Tick tock….around the clock

11.2023 | Ingrid Wood

From complicated pocket watches to iconic clocks to decorative wrist watches… there’s a fascinating world behind the multi-billion-dollar timepiece industry

Back in time

Based on archaeological evidence, time was measured at least 5000 years ago when the Babylonians and Egyptians introduced ways to organise events and plan for planting and harvesting, using the solar day, lunar month and solar year. Fast forward a couple of thousand years and the sundial was invented, which indicated time and tracked hours by the length or direction of the sun’s shadow

While the church may have been behind early day clocks, women were associated with decorative wristwatches (men favoured pocket watches) with Elizabeth 1 being the first woman to wear a wristwatch, a gift from her alleged love Robert Dudley. The first rumblings of the wristwatch revolution for men started due to battle – a tucked-away pocket watch just wasn’t practical when you had to check the time while firing weapons or controlling an aeroplane. And so, wristwatches became popular for men in the military. Eventually, servicemen aside, it became acceptable for modern men to wear a more decorative timepiece on their wrists.

Complications and expeditions

To understand the billion-dollar watch industry (the luxury watch market is expected to grow by $1.64 bn during 2020–2024 according to the Global Luxury Watch Market 2020–2024 report), one needs to understand complications. Any functionality on a watch that serves a purpose over and above telling the time, such as water resistance, moon phase and date display, is known as complications. Dress watches have little or no complications other than simply telling the time, although they can cost as much as a small home – the Graff Diamonds Hallucination, with over 110 carats of coloured diamonds set into a platinum bracelet, at $55 million, has the title of the most expensive watch in the world.
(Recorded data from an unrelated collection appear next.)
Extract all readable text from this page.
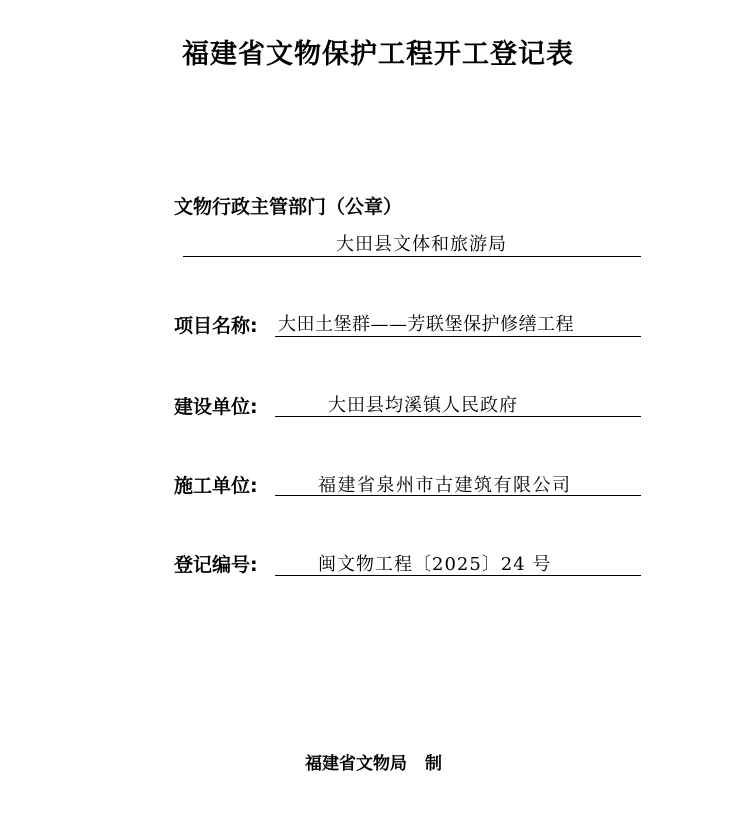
福建省文物保护工程开工登记表
文物行政主管部门（公章）
大田县文体和旅游局
项目名称: 大田土堡群——芳联堡保护修缮工程
建设单位:	大田县均溪镇人民政府
施工单位:	福建省泉州市古建筑有限公司
登记编号:	闽文物工程〔2025〕24 号
福建省文物局 制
The Vacheron Constantin Reference 57260, a mechanical pocket watch, is widely regarded as the most complicated watch in the world, with 57 complications, while Breguet’s Marie-Antoinette Grande Complication pocket watch, which took 40 years to construct, is worth a cool $30 million.

Sports watches usually have many complications, and that means a lot of testing in extreme places and spaces. The Casio G-Shock – known to be almost indestructible (waterproof to great depths and shock resistant) was tested by simply throwing it out of a fourth-storey window. For maximum durability and quality, diving watches are tested until they implode. Rolex took its Deep Sea Special watch to the bottom of the ocean – nearly 11000 metres to be exact, to prove its performance under pressure. The Russian astronauts famously wore Strela watches when they made it first to space, while US astronauts then conquered the moon, wearing Omega Speedmasters.

Sidewalk wonder

A clock that has been ticking for over a century and has been captured by many photographers over the years is the famous Sidewalk Clock in New York. When Manhattan jeweller William Barthman decided in 1896 to embed a clock in the sidewalk outside his store as a way to attract customers, little did he know how famous that timepiece would become.
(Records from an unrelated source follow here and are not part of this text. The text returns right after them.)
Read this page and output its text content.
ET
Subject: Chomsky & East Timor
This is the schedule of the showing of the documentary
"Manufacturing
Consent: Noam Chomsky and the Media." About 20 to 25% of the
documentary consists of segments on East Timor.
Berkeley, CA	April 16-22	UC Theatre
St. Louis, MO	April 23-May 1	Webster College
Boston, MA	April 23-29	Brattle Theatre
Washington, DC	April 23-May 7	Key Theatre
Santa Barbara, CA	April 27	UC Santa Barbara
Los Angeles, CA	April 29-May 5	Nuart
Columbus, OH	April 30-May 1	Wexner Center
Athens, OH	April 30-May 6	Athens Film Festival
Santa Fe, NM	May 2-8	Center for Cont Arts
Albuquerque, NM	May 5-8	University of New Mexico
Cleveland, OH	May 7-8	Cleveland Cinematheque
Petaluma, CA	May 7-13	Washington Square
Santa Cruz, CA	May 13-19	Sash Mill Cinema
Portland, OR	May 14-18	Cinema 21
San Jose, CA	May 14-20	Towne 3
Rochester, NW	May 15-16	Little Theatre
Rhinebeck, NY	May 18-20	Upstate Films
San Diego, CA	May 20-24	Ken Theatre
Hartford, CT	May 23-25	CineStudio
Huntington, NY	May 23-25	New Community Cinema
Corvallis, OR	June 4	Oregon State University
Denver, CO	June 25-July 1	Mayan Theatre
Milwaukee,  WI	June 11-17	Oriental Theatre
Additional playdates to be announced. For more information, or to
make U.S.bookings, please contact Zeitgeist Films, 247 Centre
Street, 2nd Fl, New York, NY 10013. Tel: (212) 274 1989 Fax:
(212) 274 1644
The original design – a mechanical clock with battery back-up and hidden lightbulbs so that it illuminated at night – took Barthman and his employee (and technical mastermind) Frank Homm two years to produce. The clock remained like that for 40 years, albeit it with some accuracy issues due to wear and tear and vibrations from the subway. Eventually Barthman replaced it with a more traditional round-faced clock in 1944. It was this version that was famously immortalised by photographer Ida Wyman in her 1947 photograph titled Sidewalk Clock. The clock has survived wars, 9/11 and Hurricane Sandy, but despite smoke, sand and panicked pedestrians, it continues to tick to this day in its original position. The new premises for Barthman Jewelers (a few doors down on Broadway) has a replica – but above the front door.

The final countdown

A clock of a different kind, but one that is certainly drawing attention to a global issue, is the Climate Clock in Manhattan’s Union Square, which shares the most important number in the world - the Earth’s “deadline”. Instead of measuring the time of day, it shows ‘the most important number in the world’ as it counts down to a deadline when the effects of climate change ‘become irreversible’. Created by artists Gan Golan and Andrew Boyd, the Climate Clock figures are based on research by the Mercator Research Institute on Global Commons and Climate Change which estimate how much time it will take to reach a temperature increase globally of 1.5°C – a critical number. In April this year, a second (and more optimistic!) display was added to the digital clock, representing the growing percentage of the world’s energy that comes from renewable sources like the sun and wind.